The joke of the matter is that the people doing the developer’s ‘dirty work’ think this is how they support the business. When in reality, this is how they allow developers to build software that can never work in a deployed state. This is why software breaks when it gets moved to a different environment.

Ops, DBA’s, and other technology specialists should be responsible for defining the overall patterns which get implemented, and the standards which must be met. The actual work should be done by the developer. If for no other reason than the fact that when the developer needs a SQL script writing, there will never be a DBA available. The same goes for any out-of-team dependencies – they’re never available. This is one of the biggest blockers to progress in software development: waiting for other people to do their bit. It’s another form of tight coupling, building inter-dependent teams. It’s a people anti-pattern.

If you developers need help to get their heads around routing principals or database indexing, then get them in a room with your experts. Don’t get those people to do the dirty work for everyone else, that won’t scale.

BAU handle defects.

A defect found by a customer should go straight back to the team which built the software. If that team is no longer there, then whichever team was ‘given’ responsibility for that piece of software gets to fix the bug.

Development teams will go a long way to give themselves an easy life. That includes adding enough error handling, logging, and resilient design practices to make bug fixing a cinch, but only if they’re the ones who have to deal with the bugs.

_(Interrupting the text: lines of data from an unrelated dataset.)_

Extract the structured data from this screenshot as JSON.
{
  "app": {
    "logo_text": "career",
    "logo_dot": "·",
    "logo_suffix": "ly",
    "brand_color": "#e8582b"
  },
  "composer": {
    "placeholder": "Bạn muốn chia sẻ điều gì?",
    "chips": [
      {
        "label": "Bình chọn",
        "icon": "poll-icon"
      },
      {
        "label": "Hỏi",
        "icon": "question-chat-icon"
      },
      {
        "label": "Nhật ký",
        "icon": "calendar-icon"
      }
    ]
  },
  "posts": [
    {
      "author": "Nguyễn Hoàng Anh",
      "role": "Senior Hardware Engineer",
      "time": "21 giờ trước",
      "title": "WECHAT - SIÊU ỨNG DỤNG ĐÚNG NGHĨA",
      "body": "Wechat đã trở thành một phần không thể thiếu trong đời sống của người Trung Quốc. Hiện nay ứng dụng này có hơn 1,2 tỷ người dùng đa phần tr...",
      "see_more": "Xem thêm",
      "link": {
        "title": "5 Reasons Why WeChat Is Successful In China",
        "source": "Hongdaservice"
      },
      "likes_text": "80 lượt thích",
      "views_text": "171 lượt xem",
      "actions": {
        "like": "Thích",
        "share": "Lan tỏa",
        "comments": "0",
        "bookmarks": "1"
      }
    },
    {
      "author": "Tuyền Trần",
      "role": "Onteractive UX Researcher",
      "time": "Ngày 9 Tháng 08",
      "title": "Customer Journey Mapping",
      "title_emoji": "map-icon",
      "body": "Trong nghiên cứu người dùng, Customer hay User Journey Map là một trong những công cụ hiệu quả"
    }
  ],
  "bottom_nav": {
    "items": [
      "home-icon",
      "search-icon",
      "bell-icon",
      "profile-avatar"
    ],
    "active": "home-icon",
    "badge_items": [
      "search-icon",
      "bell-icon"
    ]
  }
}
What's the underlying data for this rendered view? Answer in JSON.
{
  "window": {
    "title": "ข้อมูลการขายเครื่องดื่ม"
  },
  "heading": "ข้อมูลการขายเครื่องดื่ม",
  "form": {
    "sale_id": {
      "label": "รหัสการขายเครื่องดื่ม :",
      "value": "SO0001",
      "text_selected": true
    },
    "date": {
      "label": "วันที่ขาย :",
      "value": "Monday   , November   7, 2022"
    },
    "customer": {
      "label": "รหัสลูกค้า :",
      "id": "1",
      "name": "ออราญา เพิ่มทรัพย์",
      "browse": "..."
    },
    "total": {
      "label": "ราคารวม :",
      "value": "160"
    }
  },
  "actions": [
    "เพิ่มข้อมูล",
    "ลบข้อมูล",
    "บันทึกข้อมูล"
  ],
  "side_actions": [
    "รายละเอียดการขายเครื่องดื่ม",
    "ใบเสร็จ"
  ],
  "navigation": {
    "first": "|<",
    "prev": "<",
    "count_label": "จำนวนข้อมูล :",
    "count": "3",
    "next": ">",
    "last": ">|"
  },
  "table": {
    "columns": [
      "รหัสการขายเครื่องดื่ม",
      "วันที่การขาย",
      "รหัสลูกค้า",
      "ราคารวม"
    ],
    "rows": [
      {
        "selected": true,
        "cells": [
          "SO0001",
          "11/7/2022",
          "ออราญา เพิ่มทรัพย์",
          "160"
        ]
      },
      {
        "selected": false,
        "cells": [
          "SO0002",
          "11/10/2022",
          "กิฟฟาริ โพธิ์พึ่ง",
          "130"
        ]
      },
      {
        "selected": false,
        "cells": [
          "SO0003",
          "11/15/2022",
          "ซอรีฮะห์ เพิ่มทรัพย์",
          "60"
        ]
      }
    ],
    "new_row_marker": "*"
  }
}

Fundamental design flaws won’t get fixed unless they’re blocking the development team.

Everything else.

This isn’t an exhaustive list. Even now there are more and more things springing to mind, but if I tried to shout every one out then I’d have a book, not a blog post. The really unfortunate truth is that 90% of the time I see incredibly intelligent people at the development level being ignored by the business, by architects, even by each other, because even though a person hears someone saying ‘this is a good/bad idea’ being able to see past their own preconceptions to understand that point of view is often incredibly difficult. Technologists all too often lack the soft skills required to make themselves heard and understood. It’s up to those who have made a career from their ‘soft skills’ to recognise that and pay extra attention. A drowning person won’t usually thrash about and make a noise.